Federal and State Labor Water Ministers must urgently clarify the status of federal funding for Adelaide’s desalination plant, Coalition Murray Darling Basin spokesman Simon Birmingham said today.
 
It follows South Australian Minister Paul Caica’s insistence, contrary to Federal Minister Penny Wong’s public statements, that a federal condition to reduce reliance on the River Murray doesn’t mean a reduced draw on the River Murray.
 
More than a year after announcing the funding as part of the 2009 budget, Penny Wong recently admitted that she and the Rann Government were still in dispute over the conditions:
“The offer of $228 million to the SA Government included a requirement to reduce Adelaide’s reliance on the Murray … Not only does this mean that Adelaide has a more secure supply of water, it also means more water is available for the environment so the Lower Lakes can have a healthier future. The precise arrangements are yet to be finalised.”
Penny Wong, Sunday Mail, 20 June 2010
 
Extraordinarily, her SA counterpart was still insisting last week that reduced reliance could be achieved without reducing water taken from the Murray, and that federal funding was in no doubt:
“… the opposition leader made some comment about the commitment of the federal government with respect to the $228 million. That commitment still exists and that has been built into the prices as well … There is no threat to the $228 million. It was not about reducing our draw, as was intimated by the Leader of the Opposition. It was about reducing our reliance on the River Murray.”

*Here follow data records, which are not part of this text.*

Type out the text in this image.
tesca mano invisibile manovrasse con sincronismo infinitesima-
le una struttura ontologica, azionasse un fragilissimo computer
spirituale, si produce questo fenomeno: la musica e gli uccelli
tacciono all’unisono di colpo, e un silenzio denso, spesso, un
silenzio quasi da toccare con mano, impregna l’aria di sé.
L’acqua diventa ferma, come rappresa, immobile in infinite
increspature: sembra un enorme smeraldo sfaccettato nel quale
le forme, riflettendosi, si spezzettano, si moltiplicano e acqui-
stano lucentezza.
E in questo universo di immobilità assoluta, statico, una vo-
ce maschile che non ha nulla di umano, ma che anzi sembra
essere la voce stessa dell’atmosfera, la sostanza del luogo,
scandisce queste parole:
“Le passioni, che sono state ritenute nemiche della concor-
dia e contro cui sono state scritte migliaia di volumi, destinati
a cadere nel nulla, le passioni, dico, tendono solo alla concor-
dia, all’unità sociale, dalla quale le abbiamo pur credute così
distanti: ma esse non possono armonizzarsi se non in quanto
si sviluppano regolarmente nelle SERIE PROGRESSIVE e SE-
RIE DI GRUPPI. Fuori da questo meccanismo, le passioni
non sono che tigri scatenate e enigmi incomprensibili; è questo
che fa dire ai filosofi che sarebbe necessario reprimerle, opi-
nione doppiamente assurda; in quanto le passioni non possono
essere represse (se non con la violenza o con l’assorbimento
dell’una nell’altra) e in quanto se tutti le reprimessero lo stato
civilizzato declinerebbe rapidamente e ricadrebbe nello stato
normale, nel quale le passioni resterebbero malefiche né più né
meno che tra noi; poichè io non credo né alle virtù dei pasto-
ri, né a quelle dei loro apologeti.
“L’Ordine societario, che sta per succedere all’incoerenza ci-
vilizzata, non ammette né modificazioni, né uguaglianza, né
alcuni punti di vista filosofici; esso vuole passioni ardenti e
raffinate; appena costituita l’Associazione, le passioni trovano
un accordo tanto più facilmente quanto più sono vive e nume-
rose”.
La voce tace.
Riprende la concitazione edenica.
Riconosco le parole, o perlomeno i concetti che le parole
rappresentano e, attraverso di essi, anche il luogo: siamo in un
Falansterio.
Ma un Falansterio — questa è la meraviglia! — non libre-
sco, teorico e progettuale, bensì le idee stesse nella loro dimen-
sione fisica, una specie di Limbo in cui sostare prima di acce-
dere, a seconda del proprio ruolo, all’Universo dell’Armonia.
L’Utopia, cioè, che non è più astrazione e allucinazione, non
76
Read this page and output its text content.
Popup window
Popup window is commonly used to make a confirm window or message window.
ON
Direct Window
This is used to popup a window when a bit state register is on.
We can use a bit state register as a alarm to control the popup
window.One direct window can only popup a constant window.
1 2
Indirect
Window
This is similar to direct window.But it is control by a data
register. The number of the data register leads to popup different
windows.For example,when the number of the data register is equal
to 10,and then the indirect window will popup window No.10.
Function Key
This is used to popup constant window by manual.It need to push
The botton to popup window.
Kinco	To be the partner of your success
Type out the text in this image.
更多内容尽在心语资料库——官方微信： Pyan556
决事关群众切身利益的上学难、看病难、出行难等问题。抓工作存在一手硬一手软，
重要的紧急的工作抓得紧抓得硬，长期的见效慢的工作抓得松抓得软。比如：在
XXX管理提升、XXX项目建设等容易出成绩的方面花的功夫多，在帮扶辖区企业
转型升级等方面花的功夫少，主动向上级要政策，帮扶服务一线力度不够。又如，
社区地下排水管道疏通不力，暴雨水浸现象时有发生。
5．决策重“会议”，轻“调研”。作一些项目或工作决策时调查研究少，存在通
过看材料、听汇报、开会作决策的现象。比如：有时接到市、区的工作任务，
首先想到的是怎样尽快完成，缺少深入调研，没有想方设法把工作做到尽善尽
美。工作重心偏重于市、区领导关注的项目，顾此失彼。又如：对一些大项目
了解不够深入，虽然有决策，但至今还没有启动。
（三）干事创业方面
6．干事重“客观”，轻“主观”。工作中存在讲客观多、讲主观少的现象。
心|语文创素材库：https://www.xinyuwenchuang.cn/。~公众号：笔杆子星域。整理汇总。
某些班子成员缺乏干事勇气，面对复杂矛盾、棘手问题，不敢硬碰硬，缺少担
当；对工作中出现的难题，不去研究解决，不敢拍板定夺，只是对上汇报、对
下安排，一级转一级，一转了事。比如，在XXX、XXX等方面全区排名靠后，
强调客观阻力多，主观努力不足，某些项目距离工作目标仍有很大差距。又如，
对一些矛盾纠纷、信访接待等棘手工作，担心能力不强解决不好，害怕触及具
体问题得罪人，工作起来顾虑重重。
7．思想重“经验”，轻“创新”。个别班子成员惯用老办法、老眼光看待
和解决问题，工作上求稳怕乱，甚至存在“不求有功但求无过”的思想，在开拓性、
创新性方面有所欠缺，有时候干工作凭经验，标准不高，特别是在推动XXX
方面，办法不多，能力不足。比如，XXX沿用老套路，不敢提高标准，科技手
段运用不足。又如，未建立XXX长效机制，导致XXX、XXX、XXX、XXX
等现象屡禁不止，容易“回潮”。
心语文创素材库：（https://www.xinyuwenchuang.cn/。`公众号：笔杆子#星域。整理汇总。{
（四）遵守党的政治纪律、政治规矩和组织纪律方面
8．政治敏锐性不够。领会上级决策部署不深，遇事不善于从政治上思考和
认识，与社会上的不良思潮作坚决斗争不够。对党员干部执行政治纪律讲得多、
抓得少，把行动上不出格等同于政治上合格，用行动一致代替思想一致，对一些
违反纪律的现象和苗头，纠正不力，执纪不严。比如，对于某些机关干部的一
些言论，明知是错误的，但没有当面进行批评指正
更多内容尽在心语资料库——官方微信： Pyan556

Paul Caica, House of Assembly Hansard, 22 July 2010
 
“It is imperative that Caica and Wong clarify before the 21 August election the status of this funding, what it will mean for water taken from the Murray and what it will mean for water prices,” Senator Birmingham said today.
 
“South Australians have a right to know before casting their votes whether $228 million of money committed on a whim by one Labor government to anther Labor government is going to save so much as a drop of River Murray water.
 
“While Penny Wong and Paul Caica play cute with the meaning of the word reliance, the question is whether we can rely on them to do the right thing by the Murray and South Australian water users.”